D’un côté, le gigantisme des méga-centrales, de l’autre le micro-solaire qui est beaucoup de poudre aux yeux. Une électricité à deux vitesses, celle pour les nantis et celle du pauvre. Maroc des contrastes, vantait il y a quelques années une publicité touristique !!

Conclusion

La question ne peut donc être posée seulement en termes d’énergie fossile ou non fossile, ce n’est pas une simple question technique. La privatisation du secteur et sa gestion en fonction des critères du marché ont amené à de multiples dérives, renchérissement des factures, gigantisme des projets, production renouvelable pour l’exportation et électricité fossile pour la consommation locale, et permanence d’un système profondément inégalitaire et excluant. Défossiliser la matrice énergétique, refuser la technique de la fracturation hydraulique doivent être des objectifs prioritaires, mais le système de production d’énergie ne peut être pensé indépendamment du type de société que l’on veut construire. Quel type d’énergie ? Pour qui ? Pour répondre à quels besoins ? À quel prix ?

Tant que ce sont les intérêts des banques qui priment, et avec elles ceux des actionnaires, il est illusoire de parler en termes de durabilité et de lutte contre le changement climatique. L’objectif n’est ni de protéger la planète, ni de lutter contre le réchauffement climatique, ni de satisfaire les besoins des usagers. L’objectif, c’est le profit, et les usagers ne sont intéressants que parce qu’ils paient. Le fameux fee for service ! La logique des marchés contre celle du service public.

C’est pourquoi il est urgent d’exiger son seulement la re-nationalisation du secteur, mais sa gestion démocratique sous contrôle populaire. Afin de déterminer les quantités d’énergie nécessaires, pour quels besoins, selon quelle méthode de production et d’acheminement.

« L’énergie n’est pas qu’un concept physique, elle concentre des aspects sociaux, politiques, économiques et culturels. Elle a un lien intrinsèque avec les droits acquis qui se trouvent malmenés ou violés par le modèle extractif des hydrocarbures… Un système de production d’énergie est un système de pouvoir. L’énergie pour quoi ? Pour soutenir le modèle sociétal actuel ou comme outil pour vivre mieux ? » [5].


Notes

[1Hamza Hamouchene, La centrale solaire de Ouarzazate au Maroc : le triomphe du capitalisme « vert » et la privatisation de la nature, consultable en arabe et en français, notamment sur le site d’Attac Maroc, http://attacmaroc.org, ou en anglais, espagnol ou français sur le site du CADTM.

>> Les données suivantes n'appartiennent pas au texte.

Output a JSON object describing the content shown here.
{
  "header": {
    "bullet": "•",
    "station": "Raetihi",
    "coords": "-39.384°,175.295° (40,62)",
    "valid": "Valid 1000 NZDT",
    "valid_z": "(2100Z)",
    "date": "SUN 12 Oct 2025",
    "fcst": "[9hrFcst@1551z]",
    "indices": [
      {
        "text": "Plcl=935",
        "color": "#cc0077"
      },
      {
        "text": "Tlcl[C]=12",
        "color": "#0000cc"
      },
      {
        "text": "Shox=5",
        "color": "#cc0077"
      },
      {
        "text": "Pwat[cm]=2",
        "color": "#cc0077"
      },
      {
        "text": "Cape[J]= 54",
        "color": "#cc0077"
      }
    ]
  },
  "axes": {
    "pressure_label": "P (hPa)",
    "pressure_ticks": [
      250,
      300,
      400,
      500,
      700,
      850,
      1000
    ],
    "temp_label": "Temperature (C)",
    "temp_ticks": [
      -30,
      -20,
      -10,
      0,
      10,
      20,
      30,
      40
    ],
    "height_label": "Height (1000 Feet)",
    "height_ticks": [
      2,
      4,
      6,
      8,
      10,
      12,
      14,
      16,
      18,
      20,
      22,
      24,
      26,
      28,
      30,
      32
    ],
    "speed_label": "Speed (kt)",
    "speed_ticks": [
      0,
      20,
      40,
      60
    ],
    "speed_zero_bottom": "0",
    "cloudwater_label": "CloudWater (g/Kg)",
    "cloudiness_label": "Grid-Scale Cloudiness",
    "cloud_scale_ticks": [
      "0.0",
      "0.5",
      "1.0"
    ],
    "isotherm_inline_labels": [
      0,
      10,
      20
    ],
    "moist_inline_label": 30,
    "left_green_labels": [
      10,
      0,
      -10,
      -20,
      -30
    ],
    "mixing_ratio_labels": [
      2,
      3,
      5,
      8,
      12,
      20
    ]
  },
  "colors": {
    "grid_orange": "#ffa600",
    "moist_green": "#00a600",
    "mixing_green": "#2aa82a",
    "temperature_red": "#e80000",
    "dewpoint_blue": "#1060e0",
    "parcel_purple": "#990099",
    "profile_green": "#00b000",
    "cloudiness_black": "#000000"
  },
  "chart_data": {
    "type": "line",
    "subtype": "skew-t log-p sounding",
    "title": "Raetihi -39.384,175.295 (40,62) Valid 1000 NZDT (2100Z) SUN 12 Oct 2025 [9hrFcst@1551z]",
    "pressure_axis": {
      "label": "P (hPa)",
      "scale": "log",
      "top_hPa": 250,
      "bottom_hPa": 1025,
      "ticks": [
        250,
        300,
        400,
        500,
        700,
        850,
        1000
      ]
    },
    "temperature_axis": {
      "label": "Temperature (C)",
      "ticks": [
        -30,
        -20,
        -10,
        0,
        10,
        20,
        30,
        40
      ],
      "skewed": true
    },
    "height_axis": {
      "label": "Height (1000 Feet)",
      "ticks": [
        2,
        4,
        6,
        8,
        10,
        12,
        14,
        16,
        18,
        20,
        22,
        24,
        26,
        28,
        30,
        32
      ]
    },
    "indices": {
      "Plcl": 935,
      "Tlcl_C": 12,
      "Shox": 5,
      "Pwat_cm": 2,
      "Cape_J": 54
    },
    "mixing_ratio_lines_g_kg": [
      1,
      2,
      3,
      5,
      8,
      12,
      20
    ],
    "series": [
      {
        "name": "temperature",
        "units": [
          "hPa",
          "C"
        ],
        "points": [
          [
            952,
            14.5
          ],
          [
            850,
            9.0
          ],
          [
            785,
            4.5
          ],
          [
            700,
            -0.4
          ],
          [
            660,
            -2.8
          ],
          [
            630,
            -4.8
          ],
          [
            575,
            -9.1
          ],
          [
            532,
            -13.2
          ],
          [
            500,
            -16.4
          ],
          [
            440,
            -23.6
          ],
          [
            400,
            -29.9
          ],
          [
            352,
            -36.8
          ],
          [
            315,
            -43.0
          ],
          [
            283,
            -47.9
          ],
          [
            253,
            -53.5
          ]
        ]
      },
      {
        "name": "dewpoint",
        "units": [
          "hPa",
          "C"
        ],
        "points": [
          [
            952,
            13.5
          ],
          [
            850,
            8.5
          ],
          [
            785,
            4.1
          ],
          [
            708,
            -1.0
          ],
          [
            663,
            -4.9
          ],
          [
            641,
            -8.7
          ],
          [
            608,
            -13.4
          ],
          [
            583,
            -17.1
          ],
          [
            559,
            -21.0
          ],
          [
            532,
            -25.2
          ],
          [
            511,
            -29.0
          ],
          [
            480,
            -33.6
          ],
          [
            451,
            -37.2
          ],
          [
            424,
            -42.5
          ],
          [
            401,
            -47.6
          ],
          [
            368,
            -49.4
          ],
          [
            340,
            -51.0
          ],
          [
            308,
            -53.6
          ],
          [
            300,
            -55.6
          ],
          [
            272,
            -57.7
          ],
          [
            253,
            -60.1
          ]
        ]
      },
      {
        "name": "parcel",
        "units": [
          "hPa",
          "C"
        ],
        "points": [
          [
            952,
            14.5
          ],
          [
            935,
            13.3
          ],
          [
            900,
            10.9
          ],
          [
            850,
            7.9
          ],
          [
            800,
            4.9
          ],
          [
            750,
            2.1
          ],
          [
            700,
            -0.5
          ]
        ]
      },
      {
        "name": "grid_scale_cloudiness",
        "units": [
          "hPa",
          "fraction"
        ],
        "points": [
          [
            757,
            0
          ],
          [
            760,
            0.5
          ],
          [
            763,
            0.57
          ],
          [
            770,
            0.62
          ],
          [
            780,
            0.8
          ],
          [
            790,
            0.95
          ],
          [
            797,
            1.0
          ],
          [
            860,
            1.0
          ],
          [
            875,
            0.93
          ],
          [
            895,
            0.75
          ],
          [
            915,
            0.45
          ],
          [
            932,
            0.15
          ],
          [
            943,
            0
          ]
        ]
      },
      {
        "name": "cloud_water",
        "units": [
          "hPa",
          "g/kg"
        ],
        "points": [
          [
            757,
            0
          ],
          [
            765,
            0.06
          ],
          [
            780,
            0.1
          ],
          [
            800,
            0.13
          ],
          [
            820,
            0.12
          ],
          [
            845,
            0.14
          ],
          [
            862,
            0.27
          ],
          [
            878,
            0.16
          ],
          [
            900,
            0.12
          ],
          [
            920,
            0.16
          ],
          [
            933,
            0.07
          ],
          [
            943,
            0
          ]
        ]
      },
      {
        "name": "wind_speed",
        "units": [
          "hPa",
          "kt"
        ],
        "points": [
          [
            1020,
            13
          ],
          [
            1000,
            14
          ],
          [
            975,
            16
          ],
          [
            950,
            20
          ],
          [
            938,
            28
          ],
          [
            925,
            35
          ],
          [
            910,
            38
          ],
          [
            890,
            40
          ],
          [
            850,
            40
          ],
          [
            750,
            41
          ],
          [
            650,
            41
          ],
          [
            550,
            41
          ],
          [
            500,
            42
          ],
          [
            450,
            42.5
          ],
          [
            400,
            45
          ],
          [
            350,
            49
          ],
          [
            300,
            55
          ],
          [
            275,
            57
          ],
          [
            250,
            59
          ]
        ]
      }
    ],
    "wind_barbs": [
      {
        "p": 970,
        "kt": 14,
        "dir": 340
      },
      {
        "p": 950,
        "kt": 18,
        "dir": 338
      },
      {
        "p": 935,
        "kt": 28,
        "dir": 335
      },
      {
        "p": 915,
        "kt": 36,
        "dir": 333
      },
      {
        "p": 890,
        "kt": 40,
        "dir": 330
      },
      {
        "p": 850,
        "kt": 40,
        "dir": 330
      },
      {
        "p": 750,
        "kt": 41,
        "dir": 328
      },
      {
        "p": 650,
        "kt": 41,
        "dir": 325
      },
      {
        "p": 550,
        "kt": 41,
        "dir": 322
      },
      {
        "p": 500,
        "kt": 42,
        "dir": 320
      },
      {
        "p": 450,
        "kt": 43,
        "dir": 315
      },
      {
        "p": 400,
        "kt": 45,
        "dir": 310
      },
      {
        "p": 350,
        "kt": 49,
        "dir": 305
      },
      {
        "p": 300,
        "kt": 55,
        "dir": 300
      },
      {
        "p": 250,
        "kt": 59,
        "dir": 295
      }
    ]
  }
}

[4J’ai pu constater la même situation en rendant visite à quelques éleveurs survivants du peuple huarpe, subsistant dans des coins reculés de la province de Mendoza, dans la zone des Lagunas de Guanacache, en état d’assèchement avancé.

[5Cette conclusion est empruntée à l’ouvrage “Vaca muerta : Construcción de una estrategia. Políticas públicas ambiguas, empresas estatales corporatizadas y diversificación productiva a medida”, OPSUR, Buenos Aires.